Inspired

In 2005, I received a commission to do my first interiors job, for Vodafone. The main piece was to be a map showing its global activity. Finally, I was able to bring together several influences into one piece.

First, my father is an optician and my mother is a ceramicist, and their two disciplines have slowly filtered into my sphere of interest. Light, glass and form have begun to excite me more than the horribly constraining, two-dimensional, rectangular world of the screen.

Second, Ron Arad’s reactive curtain (which we at Tomato collaborated on) really exploded with the idea of the screen. It was both penetrable and multi-planed (front and back). Though experientially it was a fantastic piece, it still relied on a translucent medium to carry the projection.

Third, Ingo Maurer’s LED bench, which was exhibited at the Victoria & Albert Museum, demonstrated the magic of wireless light in space – but it’s a shame it was static.
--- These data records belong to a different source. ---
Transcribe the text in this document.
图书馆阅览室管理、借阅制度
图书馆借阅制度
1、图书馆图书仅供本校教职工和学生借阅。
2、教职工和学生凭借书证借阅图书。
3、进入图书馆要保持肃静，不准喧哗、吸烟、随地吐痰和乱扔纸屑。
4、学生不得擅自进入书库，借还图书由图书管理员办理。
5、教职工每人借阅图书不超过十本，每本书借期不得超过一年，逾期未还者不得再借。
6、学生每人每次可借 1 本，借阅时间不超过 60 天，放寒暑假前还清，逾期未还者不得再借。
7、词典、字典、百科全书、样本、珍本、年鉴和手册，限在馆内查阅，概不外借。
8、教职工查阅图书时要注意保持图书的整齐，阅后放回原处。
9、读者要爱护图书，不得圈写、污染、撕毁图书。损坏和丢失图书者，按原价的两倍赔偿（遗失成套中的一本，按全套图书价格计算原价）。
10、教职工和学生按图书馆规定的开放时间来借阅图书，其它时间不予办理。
Finally, a piece of work by Andrew Pepper at the Lumia exhibition in Copenhagen in 1999, where he combined simple geometric projections onto a rotating, simple, 3D form, made of several translucent, vertical planes – complexity emergent from the combination of two simple systems.

Note: do not attempt to make a curved, interactive, multi-depth projection surface at home – not because it is dangerous, it’s just bloody difficult and life is too short.

Note two: any similarity to the The Minority Report is purely coincidental.